Marc Morano, CNSNews.com Thursday, May 20, 2004
The 1970 meeting that John Kerry conducted with North Vietnamese communists violated U.S. law, according to an author and researcher who has studied the issue.
Kerry met with representatives from “both delegations” of the Vietnamese in Paris in 1970, according to Kerry’s own testimony before the Senate Foreign Relations Committee on April 22, 1971. But Kerry’s meetings with the Vietnamese delegations were in direct violation of laws forbidding private citizens from negotiating with foreign powers, according to researcher and author Jerry Corsi, who began studying the anti-war movement in the early 1970s.
According to Corsi, Kerry violated U.S. code 18 U.S.C. 953. “A U.S. citizen cannot go abroad and negotiate with a foreign power,” Corsi told CNSNews.com.
Kerry explained to Senate Foreign Relations Committee chairman J. William Fulbright in a question-and-answer session on Capitol Hill a year after his Paris meetings that the war needed to be stopped “immediately and unilaterally.” Then Kerry added: “I have been to Paris. I have talked with both delegations at the peace talks, that is to say the Democratic Republic of Vietnam and the Provisional Revolutionary Government.”
However, both of the delegations to which Kerry referred were communist. Neither included the U.S. allied, South Vietnamese or any members of the U.S. delegation. The Democratic Republic of Vietnam was the government of the North Vietnamese communists, and the Provisional Revolutionary Government (PVR) was an arm of the North Vietnamese government that included the Vietcong.
Kerry did meet face-to-face with the PVR’s negotiator Madam Nguyen Thi Binh, according to his presidential campaign spokesman Michael Meehan. Madam Binh’s peace plan was being proposed by the North Vietnamese communists as a way to bring a quick end to the war.
But Corsi alleged that Kerry’s meeting with Madam Binh and the government of North Vietnam was a direct violation of U.S. law.
“In [Kerry's] first meeting in 1970, meeting with Madam Binh, Kerry was still a naval reservist – not only a U.S. citizen, but a naval reservist – stepping outside the boundaries to meet with one of the principle figures of our enemy in Vietnam, Madam Binh, and the Viet Cong at the same time. [Former Nixon administration aide Henry] Kissinger was trying to negotiate with them formally,” Corsi told CNSNews.com.
Corsi’s recent essay, titled “Kerry and the Paris Peace Talks,” published on wintersoldier.com, details Kerry’s meetings and the possible violations of U.S. law.
Corsi also asserted that by 1971, Kerry might have violated another law by completely adopting the rhetoric and objectives of the North Vietnamese communists.
Definition of Treason
“Article three: Section three [of the U.S. Constitution], which defines treason, says you cannot give support to the enemy in time of war, and here you have Kerry giving a press conference in Washington on July 22, 1971 (a year after his meeting with the communist delegations in Paris) advocating the North Vietnamese peace plan and saying that is what President Nixonought to accept,” Corsi explained.
“If Madam Binh had been there herself at that press conference, she would have said exactly what Kerry said.
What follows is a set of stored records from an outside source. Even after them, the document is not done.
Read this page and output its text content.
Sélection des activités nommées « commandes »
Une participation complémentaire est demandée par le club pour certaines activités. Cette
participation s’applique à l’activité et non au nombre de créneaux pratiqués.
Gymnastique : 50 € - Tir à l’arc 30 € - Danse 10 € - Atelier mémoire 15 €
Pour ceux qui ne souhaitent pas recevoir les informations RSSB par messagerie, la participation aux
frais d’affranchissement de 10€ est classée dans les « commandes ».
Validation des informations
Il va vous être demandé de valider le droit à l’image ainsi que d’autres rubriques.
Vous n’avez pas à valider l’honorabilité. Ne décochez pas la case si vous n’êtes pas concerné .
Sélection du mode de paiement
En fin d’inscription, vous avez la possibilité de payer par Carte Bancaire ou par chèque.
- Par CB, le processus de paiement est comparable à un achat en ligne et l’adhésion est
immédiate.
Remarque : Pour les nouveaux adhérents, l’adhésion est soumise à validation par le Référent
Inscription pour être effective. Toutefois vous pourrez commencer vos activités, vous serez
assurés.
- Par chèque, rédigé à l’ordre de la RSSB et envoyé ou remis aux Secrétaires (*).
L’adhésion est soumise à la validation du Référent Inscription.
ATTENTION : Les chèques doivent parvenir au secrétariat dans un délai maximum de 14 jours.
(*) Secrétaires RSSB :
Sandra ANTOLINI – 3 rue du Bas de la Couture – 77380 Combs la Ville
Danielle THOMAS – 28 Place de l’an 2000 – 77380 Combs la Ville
The only difference is she would not have done it with a Boston accent,” Corsi said.
The 7 Point Plan created by the North Vietnamese communists was nothing more than a “surrender” for the U.S., according to Corsi.
“You don’t advocate that [7 point] plan unless you are on the communist side. It was seen as surrender. [The U.S.] would have had to pay reparations and agree that we essentially lost the war,” Corsi said.
“Kerry was openly advocating that the communist position was correct and that we were wrong. He had become a spokesman for the communist party,” Corsi added.
Kerry’s presidential campaign did not return repeated phone calls seeking comment, but campaign spokesman Michael Meehan told the Boston Globe in March, “Kerry had no role whatsoever in the Paris peace talks or negotiations.
“He did not engage in any negotiations and did not attend any session of the talks,” Meehan added.
‘From Their Point of View’
Kerry “went to Paris on a private trip, where he had one brief meeting with Madam Binh and others. In an effort to find facts, he learned that status of the peace talks from their point of view and about any progress in resolving the conflict, particularly as it related to the fate of the POWs,” Meehan added. Kerry was reportedly on his honeymoon with his first wife, Julia Thorne, when he met with the communist delegations.
But Corsi does not accept the Kerry campaign’s explanation.
“Meehan made it sound like they were just there on a honeymoon and they got a meeting with Madam Bin, but not every American honeymooner got to meet with Madam Binh. Unless you had a political objective and they identified you as somebody as sympathetic, you were not going to get invited to a meeting with Madam Binh,” Corsi said.
“Kerry has skirted with the issue of violating these laws,” Corsi added. Sen. Kerry’s presidential campaign is “trying to fudge on the issue because they don’t want to come clean on it entirely.”